Magna Entertainment is borderline dysfunctional and many of Stronach's woes are self-inflicted, but with a power surge briefly derailing Gulfstream and the Southern California monsoons threatening to take Santa Anita 20,000 leagues under the sea, the mercurial mogul should consider starting the day from the other side of the bed. Murphy's Law is passe. Stronach's Law--meaning whatever can go wrong, will go wrong--is the more contemporary synonym.
Meantime, Richard Shapiro, chairman of the California Horse Racing Board and the father of the synthetic-track movement in the state, cracks wise in public. "Welcome to the all-weather state," Shapiro said from the podium at the Eclipse Awards dinner. "As someone familiar with mandates, I mandate that you all have fun this evening." It was Shapiro and three other commissioners who mandated that all the major thoroughbred tracks in California install synthetic tracks by January of 2008.
Waiting until an 11th hour, Santa Anita signed on with Cushion Track Footing, the British-based company that had already put in a track at Hollywood Park. That rustling of papers in the background comes from Magna's lawyers, who are no doubt throwing together early briefs that will launch a multi-million-dollar lawsuit against Cushion Track.

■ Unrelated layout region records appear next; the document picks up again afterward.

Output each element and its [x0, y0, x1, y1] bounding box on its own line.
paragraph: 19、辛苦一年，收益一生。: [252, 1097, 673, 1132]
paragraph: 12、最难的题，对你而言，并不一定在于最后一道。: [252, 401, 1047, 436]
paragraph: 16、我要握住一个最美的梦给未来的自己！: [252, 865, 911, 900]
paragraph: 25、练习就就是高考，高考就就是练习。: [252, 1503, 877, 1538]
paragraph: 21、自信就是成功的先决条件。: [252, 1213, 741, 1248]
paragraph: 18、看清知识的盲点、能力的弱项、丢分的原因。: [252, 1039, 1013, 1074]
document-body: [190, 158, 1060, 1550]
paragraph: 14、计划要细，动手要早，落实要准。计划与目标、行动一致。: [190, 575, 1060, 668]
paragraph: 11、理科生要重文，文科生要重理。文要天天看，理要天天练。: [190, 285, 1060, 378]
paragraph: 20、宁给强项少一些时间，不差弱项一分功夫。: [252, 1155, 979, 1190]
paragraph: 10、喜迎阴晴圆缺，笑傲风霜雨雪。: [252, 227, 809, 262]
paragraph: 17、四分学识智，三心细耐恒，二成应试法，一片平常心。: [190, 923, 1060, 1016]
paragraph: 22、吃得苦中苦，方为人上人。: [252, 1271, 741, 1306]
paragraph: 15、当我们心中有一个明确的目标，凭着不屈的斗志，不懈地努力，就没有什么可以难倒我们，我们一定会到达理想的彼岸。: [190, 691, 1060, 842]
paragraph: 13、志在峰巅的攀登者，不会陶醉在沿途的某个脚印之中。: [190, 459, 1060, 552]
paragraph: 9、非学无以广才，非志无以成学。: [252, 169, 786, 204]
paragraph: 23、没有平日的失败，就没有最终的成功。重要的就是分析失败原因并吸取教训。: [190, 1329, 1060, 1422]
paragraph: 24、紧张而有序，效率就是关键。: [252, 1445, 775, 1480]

By the time Magna and Santa Anita get to the courtroom, the cupboards may be bare. Cushion Track, which agreed to install its surface at three tracks in Australia at a cost of $18 million, recently said that Corbould Park, which was supposed to be up and running late last year, now won't have its new track ready until mid-February. The rock base didn't work, and had to be torn up and replaced.
The clouds over Stronach parted recently when he picked up two Eclipse Awards, for top breeder and for Ginger Punch, his filly who was voted best older female on dirt. Ginger Punch also won the Sunshine Millions Distaff at Gulfstream. But a couple of days of whoopee does not a fiscal year make. The winter months are critical for debt-ridden Magna, whose two bellwether tracks are Santa Anita and Gulfstream. But at Gulfstream, where the slot-machine part of the operation is hardly booming, only modest returns can be expected, and Santa Anita's balance sheet will be stretched to the last decimal point if it is to recover from the Cushion Track fiasco.
All the while, the whirlwind changes in the executive suite go on unabated. Just this week, Stronach hired Scott Borgemenke, a former chairman of the Ohio Horse Racing Commission, as executive vice president of racing for Magna. I am one of these guys who never throws away a business card, which means that I have an impressive collection of cards with the names of former Magna employees on them. There are enough cards for a full deck. There might even be enough to paper the walls of my office. For Borgemenke and other new hires at Magna, it ought to be a rule of thumb not to have business cards printed until after six months on board.
The man at the top is undaunted. Stronach said something at the Eclipse Awards about "returning racing to its glory days."
Working for him might be lucrative, but it's a thankless gig. The best description I've heard of Stronach is that 10 fresh ideas pop into his head every day: One is worth pursuing, one is marginal and the other eight don't have a chance. But the people around him must chase down all 10, and report back.
In the late fall of 1999, several of us were leaving Santa Anita one day after an afternoon of racing at the Oak Tree meet. Someone made a reference to the approaching millennium. Stronach, who was part of the group, stopped in his tracks.
"Yes," he said. "The millennium. December 31st, sure. We'll be running, right? We could run the races right up to midnight. Maybe a day-night double card. Not a lot of races in the evening, just a few to get us to midnight and 2000. Yes, we should look into that, right?"
Eyes rolled. Nobody said anything. After Stronach moved on, Stuart Zanville, who was Santa Anita's PR guy at the time, said: "Who's going to be the first one to tell him that we don't have lights?"
"That won't stop him," one of the others said. "He'll tell somebody to put 'em in."
Since I arrived in California in 1982, there's never been a governor who's been sympathetic to racing. Not even Gray Davis, who worked for the state racing board before he moved up the ladder. There was hope, after Davis was recalled and Arnold Schwarzenegger succeeded him, that the game might finally benefit. Stronach and Schwarzenegger sounded alike, their accents reflecting their Austrian roots. In fact, they were born in neighboring villages, and Schwarzenegger's parents were buried in Stronach's hometown.
However, there is a 15-year gap in their ages, and the first meeting between Schwarzenegger and Stronach, a few years ago, did not go well, according to people who were there. Schwarzenegger, like his predecessors, is not enamored with racing. On Feb. 5, the California primary election will include several issues that, if passed, will substantially increase the number of slot machines at four Indian casinos in the state. Schwarzenegger is backing the propositions. In California, slot machines are not as linked to the survival of racing as they are in other states, but it would be fatuous to say that slot machines don't matter. Of course they matter. So does a week without rain at Santa Anita.